Sarah Taylor, MSW, PhD is a parent of a child in special education in AUSD and an Associate Professor of Social Work at Cal State East Bay.
How Will AUSD Respond to Landmark Ruling for Special Education Students?
On March 22, the Supreme Court of the United States issued a unanimous landmark ruling in the Board of Education of the Hendrick Hudson Central School District v. Rowley case raising the standards of progress for students in special education. The Supreme Court overturned a lower court’s ruling that students only need to make minimal progress and found that the Individuals with Disabilities Education Act (IDEA) “requires an educational program reasonably calculated to enable a child to make progress appropriate in light of the child’s circumstances.”
Though the legal lingo in this ruling makes it difficult for the layperson to interpret, the ultimate takeaway is that school districts must do more to support students with disabilities.
The ruling was based on a case involving a Colorado student, Endrew F., who was experiencing extraordinary challenges in his educational program and not making progress in his learning. Endrew’s parents enrolled him in a private school where he began to thrive. The parents asked their school district to pay the private school tuition, and the district declined.
Lower courts ruled in favor of the school district, but the Supreme Court unanimously ruled in favor of the child and family. This case is especially pertinent to Alameda Unified School District (AUSD).
At the Alameda Board of Education meeting on Feb. 28, parents of children enrolled in special education brought numerous complaints, many of which echoed the concerns noted by AUSD parent Farhad Matin in his letter to the editor (“AUSD Policy Outrages Parent,” Jan. 26).
Parents assert that their children are not receiving needed services and support and that too often legal action is necessary to access an individualized, free and appropriate education program, as required by IDEA. The need to advocate for services leaves too many children at risk of not having access to an appropriate education since not all families have the time or resources to hire lawyers or other professional advocates.

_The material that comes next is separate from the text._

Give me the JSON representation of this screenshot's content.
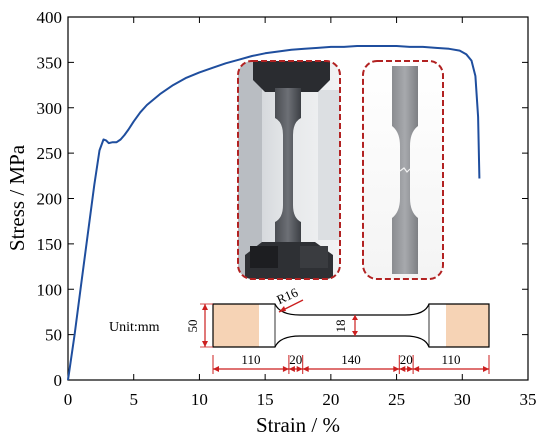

AUSD is in the initial phases of developing a strategic plan for special education (as announced in their press release on Feb. 24). I urge the Special Education Strategic Planning Group to thoroughly explore how AUSD will ensure that students are adequately supported so that they meet the new higher standard of progress established in today’s Supreme Court ruling.
The group should begin by gathering high quality, unbiased data about current student progress, disagreements between families and AUSD over the past several years, and how those disputes were settled. Then they should develop specific, measurable strategies for ensuring that AUSD complies with this new ruling and create a plan for evaluating the district’s progress in providing a free and appropriate education to all students in special education. AUSD should report here in the Alameda Sun frequently on the Special Education Strategic Planning Group’s progress in this area so that all community members can be informed.